Nylén made the comments as Kambi published its financial report for Q2, revealing total revenues of $47.5m, up 24% year-over-year. Revenue for the first half of 2023 stood at $95.2m.
These increases were attributed to a strong operator trading rate of 9.9% throughout the period, as well as the addition of the Shape Games platform.
However, despite top-line growth, Kambi’s operating took a 24% hit to just $4.1m at a margin of 8.6%. EBITDA also dropped, albeit much flatter at just a 4% decline, to $5.5m at a rate of 11.8%.
Performance was hit by the Barstool Sportsbook market share declining in most states, while Penn opted not to take up product improvements ahead of its migration to its in-house technology.
The CEO added: “The second quarter of the year was another encouraging period for Kambi as we made significant strategic progress towards executing our long-term growth strategy, including a tier-one partner signing, key partner renewals and the continued development of our AI trading capability.
“During the quarter we delivered strong revenue growth of 24% year-on-year, driven by new customers, the addition of Shape Games and a high operator trading margin. Operator turnover growth of 4% was not as strong as revenue, impacted by rising foreign exchange headwinds, the dampening effect of a high trading margin and PENN Entertainment’s year-on-year decline in US market share.”
Breaking down performance, March Madness provided a boost to Kambi’s operations as the match between the UConn Huskies and the San Diego State Aztecs was the second biggest turnover event of the quarter.
Elsewhere, baseball and tennis comprised the top three most bet on sports on the Kambi platform during the quarter.
By the end of the quarter, Kambi recorded cash flow of $0.1m, the same as in the second quarter of 2022, whilst the figure was slightly less for the full first six months of the year at $3.8m, down 39% from $6.2m the year prior.

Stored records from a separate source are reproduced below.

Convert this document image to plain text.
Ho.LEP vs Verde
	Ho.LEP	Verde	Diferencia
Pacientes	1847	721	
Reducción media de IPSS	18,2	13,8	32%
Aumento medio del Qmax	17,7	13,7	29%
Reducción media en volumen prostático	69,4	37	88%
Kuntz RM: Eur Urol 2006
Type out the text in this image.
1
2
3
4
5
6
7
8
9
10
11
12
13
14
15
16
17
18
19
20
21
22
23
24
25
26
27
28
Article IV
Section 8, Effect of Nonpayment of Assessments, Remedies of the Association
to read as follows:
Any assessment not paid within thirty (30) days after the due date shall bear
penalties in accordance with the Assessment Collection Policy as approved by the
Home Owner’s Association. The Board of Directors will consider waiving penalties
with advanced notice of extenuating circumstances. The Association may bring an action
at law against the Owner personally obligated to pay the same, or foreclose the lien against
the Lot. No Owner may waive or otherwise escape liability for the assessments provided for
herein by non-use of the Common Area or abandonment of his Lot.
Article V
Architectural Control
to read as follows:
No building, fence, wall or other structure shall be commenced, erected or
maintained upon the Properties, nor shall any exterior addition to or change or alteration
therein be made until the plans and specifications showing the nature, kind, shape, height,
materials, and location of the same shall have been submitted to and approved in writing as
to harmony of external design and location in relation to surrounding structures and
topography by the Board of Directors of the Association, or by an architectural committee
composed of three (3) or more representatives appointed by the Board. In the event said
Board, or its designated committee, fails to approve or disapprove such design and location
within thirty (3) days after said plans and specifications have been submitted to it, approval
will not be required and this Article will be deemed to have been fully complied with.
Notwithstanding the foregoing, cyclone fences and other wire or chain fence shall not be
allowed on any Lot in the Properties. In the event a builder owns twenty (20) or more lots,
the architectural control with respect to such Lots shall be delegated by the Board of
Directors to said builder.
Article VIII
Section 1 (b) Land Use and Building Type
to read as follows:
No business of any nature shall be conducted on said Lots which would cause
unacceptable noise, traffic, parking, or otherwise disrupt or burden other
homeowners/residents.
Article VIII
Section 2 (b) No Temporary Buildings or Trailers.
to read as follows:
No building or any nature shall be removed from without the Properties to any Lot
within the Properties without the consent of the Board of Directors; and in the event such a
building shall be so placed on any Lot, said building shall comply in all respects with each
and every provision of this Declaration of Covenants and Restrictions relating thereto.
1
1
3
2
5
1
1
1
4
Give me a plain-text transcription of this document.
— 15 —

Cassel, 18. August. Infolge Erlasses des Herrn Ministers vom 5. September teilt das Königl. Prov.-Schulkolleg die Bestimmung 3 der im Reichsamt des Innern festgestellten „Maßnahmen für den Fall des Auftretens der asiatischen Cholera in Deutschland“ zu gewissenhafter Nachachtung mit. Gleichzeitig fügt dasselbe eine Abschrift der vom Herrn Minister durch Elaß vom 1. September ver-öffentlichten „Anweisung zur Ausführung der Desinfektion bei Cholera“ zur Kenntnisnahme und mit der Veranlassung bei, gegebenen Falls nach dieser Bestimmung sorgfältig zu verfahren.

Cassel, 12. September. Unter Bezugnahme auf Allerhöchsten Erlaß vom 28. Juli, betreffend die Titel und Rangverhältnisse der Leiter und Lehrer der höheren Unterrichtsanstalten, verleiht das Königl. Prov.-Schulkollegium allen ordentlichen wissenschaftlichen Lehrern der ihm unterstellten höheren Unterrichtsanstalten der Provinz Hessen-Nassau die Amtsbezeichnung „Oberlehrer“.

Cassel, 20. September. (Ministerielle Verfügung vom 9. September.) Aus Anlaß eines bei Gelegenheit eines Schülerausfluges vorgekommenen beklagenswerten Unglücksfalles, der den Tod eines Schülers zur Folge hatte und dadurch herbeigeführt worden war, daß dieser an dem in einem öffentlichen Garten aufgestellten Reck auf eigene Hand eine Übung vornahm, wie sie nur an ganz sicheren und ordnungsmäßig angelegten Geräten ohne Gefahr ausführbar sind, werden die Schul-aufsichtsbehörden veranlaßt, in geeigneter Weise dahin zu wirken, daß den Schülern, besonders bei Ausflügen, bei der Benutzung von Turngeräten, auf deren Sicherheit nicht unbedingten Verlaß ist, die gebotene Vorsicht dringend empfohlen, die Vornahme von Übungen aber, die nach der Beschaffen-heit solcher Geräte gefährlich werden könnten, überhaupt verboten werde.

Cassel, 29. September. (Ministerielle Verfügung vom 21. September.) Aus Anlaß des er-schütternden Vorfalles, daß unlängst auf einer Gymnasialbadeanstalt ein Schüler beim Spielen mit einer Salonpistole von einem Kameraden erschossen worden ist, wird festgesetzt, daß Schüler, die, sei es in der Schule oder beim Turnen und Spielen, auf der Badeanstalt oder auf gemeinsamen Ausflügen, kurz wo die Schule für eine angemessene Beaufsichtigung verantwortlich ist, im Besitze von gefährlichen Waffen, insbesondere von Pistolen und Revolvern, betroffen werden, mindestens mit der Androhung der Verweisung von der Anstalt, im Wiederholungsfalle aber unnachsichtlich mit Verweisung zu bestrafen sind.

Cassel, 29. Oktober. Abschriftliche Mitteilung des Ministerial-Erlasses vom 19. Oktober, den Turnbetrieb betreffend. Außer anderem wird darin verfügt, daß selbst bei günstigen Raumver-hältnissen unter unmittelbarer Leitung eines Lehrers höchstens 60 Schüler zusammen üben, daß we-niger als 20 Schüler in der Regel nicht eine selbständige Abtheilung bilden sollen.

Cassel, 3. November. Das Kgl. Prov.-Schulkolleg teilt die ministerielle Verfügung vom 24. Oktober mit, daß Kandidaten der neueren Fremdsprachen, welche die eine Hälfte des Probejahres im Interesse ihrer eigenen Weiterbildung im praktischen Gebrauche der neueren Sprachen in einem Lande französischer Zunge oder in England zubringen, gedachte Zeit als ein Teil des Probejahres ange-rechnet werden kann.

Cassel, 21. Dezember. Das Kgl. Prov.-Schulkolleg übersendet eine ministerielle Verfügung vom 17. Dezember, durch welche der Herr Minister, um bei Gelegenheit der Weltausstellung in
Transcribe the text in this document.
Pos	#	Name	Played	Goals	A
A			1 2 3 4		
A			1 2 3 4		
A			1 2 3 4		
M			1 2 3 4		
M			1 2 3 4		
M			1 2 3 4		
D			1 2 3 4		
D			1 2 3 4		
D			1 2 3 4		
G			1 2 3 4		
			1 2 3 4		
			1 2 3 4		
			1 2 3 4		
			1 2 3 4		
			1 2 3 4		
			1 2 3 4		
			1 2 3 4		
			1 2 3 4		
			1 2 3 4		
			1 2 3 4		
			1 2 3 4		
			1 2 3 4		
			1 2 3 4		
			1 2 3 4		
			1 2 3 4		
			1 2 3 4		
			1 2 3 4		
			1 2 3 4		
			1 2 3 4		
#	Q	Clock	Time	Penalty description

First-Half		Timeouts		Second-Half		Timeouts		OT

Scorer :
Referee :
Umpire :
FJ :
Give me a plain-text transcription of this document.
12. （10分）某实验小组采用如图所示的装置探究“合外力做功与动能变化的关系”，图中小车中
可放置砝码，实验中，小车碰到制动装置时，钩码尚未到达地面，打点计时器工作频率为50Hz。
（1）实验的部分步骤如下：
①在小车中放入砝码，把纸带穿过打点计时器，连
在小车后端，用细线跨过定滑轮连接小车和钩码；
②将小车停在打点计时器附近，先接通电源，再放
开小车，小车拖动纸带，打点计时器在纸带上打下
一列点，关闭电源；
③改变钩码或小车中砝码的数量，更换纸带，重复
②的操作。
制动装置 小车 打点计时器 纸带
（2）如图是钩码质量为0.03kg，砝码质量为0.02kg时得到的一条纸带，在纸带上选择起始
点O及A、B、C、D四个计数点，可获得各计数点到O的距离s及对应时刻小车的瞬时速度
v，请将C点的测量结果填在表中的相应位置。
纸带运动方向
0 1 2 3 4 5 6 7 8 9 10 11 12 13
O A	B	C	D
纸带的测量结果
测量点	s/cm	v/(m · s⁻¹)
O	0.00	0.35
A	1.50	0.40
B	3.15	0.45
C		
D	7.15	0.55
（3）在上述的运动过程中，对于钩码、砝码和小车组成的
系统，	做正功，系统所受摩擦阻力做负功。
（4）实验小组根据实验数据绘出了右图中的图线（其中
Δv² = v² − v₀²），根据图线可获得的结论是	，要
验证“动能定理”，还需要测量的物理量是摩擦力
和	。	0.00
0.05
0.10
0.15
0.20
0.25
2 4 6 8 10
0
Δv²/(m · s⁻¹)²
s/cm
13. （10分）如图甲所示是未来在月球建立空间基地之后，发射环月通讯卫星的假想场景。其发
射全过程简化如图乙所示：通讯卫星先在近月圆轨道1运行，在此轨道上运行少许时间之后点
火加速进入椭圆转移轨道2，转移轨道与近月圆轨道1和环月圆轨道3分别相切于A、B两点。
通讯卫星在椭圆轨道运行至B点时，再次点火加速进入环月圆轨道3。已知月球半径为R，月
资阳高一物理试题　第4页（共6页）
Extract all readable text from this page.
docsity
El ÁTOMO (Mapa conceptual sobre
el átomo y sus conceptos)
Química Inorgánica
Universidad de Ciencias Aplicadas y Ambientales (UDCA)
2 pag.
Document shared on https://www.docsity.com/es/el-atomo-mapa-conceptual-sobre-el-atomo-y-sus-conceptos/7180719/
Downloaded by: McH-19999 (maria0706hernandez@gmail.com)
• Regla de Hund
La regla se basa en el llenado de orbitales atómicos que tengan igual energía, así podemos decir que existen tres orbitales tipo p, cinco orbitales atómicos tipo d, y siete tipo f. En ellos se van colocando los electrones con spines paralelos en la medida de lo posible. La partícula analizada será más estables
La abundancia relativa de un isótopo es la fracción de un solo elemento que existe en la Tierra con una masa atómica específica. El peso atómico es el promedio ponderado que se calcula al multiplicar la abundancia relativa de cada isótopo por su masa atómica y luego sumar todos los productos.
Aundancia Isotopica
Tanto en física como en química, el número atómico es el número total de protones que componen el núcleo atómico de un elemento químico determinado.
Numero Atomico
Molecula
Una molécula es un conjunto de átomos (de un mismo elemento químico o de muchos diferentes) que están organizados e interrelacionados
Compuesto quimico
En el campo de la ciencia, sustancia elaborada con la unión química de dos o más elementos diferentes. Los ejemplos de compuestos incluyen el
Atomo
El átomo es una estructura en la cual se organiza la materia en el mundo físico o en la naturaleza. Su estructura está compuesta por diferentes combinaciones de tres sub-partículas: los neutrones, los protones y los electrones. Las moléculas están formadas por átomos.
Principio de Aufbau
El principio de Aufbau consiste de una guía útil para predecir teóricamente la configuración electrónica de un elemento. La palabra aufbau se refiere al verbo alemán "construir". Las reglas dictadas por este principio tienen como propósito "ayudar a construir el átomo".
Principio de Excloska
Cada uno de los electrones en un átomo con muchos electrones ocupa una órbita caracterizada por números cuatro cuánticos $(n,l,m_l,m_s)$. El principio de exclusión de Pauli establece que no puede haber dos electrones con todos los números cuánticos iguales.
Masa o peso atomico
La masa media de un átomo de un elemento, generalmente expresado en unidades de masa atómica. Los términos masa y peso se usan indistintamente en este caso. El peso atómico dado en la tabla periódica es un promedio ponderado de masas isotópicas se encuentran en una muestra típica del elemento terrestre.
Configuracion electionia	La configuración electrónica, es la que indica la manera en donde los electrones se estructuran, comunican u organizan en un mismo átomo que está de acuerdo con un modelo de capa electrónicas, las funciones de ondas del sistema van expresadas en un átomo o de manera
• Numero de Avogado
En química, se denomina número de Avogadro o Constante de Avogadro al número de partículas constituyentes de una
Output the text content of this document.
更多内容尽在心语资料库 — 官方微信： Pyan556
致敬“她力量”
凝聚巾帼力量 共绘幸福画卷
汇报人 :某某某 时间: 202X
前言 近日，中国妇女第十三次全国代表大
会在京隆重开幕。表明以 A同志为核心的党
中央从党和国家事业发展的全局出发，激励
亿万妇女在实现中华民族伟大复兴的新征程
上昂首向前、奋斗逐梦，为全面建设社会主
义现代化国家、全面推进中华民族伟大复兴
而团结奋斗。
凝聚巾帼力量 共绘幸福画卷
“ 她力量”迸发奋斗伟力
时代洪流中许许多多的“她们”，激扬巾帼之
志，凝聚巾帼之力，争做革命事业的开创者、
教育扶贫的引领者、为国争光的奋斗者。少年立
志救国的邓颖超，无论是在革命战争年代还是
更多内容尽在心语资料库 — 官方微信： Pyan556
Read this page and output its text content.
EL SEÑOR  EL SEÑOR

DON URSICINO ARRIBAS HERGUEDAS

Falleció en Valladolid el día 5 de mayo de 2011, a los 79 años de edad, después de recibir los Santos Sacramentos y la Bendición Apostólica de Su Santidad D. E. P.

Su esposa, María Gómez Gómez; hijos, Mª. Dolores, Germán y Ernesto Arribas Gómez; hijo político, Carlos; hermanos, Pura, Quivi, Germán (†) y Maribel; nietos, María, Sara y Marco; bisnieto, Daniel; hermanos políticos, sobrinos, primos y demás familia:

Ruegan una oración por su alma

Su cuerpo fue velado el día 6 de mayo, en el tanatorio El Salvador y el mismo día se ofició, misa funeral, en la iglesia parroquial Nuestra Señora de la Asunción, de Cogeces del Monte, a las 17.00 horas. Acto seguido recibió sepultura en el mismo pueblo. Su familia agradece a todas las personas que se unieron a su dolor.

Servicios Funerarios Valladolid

However, the firm has made substantial moves to improve its control over its own business which has given the company confidence in its future prospects.
It has begun to transition its AI-driven pricing unit into a standalone division which has been in development since 2019. Kambi stated that this will “push sportsbook product boundaries by fully leveraging the increasing amounts of rich sports data”.
Nylén concluded his remarks on Q2 performance by commenting: “Kambi’s offering is only getting stronger as we pioneer next-generation betting entertainment, highlighted by the success of our award-winning AI-powered trading. Recognizing the powerful benefits this unique method of pricing delivers for our partners, we also see an exciting future for this service as a module, powering odds for those outside of the Kambi network.
“In summary, I am pleased with the strategic progress made in Q2 and believe Kambi is in a fantastic position moving forward. Having repaid the convertible bond held by Kindred during the quarter, we are in complete control over our strategic direction as we continue to execute our ambitious long-term strategy that I am confident will deliver value for both partners and shareholders.”